At that point he noticed that his hand was starting to pop out in a rash from the onion, and he became very excited. “See, you see that?! It’s pulling out the poison so I can see where it is! Now’s the time to use the garlic on it!” He pulled out his garlic and started rubbing it on the red bumps. “Oooh, it burns. It’s getting out the poison.”
Darcy, one of the quietest, gentlest people you’ll ever meet, finally said “I think it might be that the volatile oils in the garlic are burning you.” It was a great moment.
Then we cooked miso soup with nettles and eggs in the Smart Mug while we drove the rest of the way back to Colorado.
Oh, did I mention? Jesus was a vegetarian.

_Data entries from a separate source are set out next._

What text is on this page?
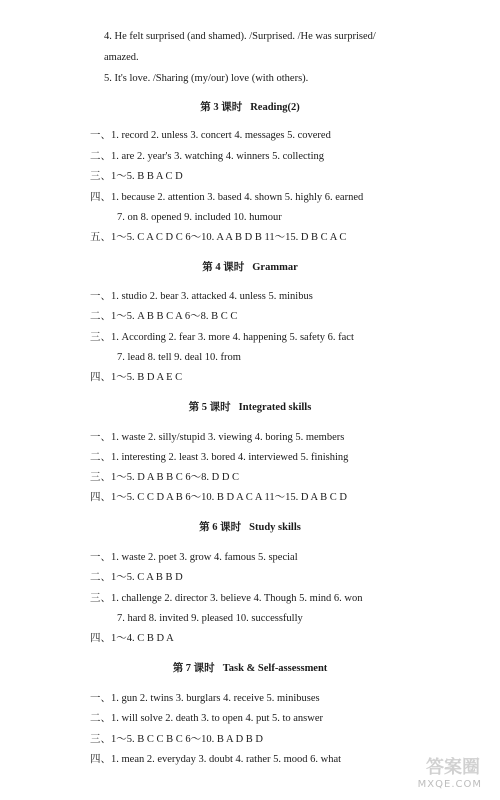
4. He felt surprised (and shamed). /Surprised. /He was surprised/
amazed.
5. It's love. /Sharing (my/our) love (with others).
第 3 课时 Reading(2)
一、1. record 2. unless 3. concert 4. messages 5. covered
二、1. are 2. year's 3. watching 4. winners 5. collecting
三、1～5. B B A C D
四、1. because 2. attention 3. based 4. shown 5. highly 6. earned
7. on 8. opened 9. included 10. humour
五、1～5. C A C D C 6～10. A A B D B 11～15. D B C A C
第 4 课时 Grammar
一、1. studio 2. bear 3. attacked 4. unless 5. minibus
二、1～5. A B B C A 6～8. B C C
三、1. According 2. fear 3. more 4. happening 5. safety 6. fact
7. lead 8. tell 9. deal 10. from
四、1～5. B D A E C
第 5 课时 Integrated skills
一、1. waste 2. silly/stupid 3. viewing 4. boring 5. members
二、1. interesting 2. least 3. bored 4. interviewed 5. finishing
三、1～5. D A B B C 6～8. D D C
四、1～5. C C D A B 6～10. B D A C A 11～15. D A B C D
第 6 课时 Study skills
一、1. waste 2. poet 3. grow 4. famous 5. special
二、1～5. C A B B D
三、1. challenge 2. director 3. believe 4. Though 5. mind 6. won
7. hard 8. invited 9. pleased 10. successfully
四、1～4. C B D A
第 7 课时 Task & Self-assessment
一、1. gun 2. twins 3. burglars 4. receive 5. minibuses
二、1. will solve 2. death 3. to open 4. put 5. to answer
三、1～5. B C C B C 6～10. B A D B D
四、1. mean 2. everyday 3. doubt 4. rather 5. mood 6. what	答案圈
MXQE.COM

When you said that Jesus introduced you to his hoe, I thought you were gonna make some Mary Magdalene joke or something 🙂 This post reminds me of when I was a child – bee or other insect stings would prompt my mom to reach for a garlic clove, cut it in half, heat it in a skillet, and apply it as a mini poultice. My mom was raised in Mexico, so I grew up learning the Spanish names for these home remedies. Ajo for bee stings or a hot “tea de canela” (cinnamon) or gordolobo (cudweed) for fevers. My grandma and aunts would use marijuana soaked in cane alcohol as a poultice for arthritis – they swore by it. I like your blog, Tara. I am too lazy to start one of my own. At the end of the month I will be sleeping in my van. No more apartment for me. Your blog gives me hope. Keep up the good work. Lizzie (Dubyagal)
i remeber that! What a snow storm that was…what a drive…and jesus too!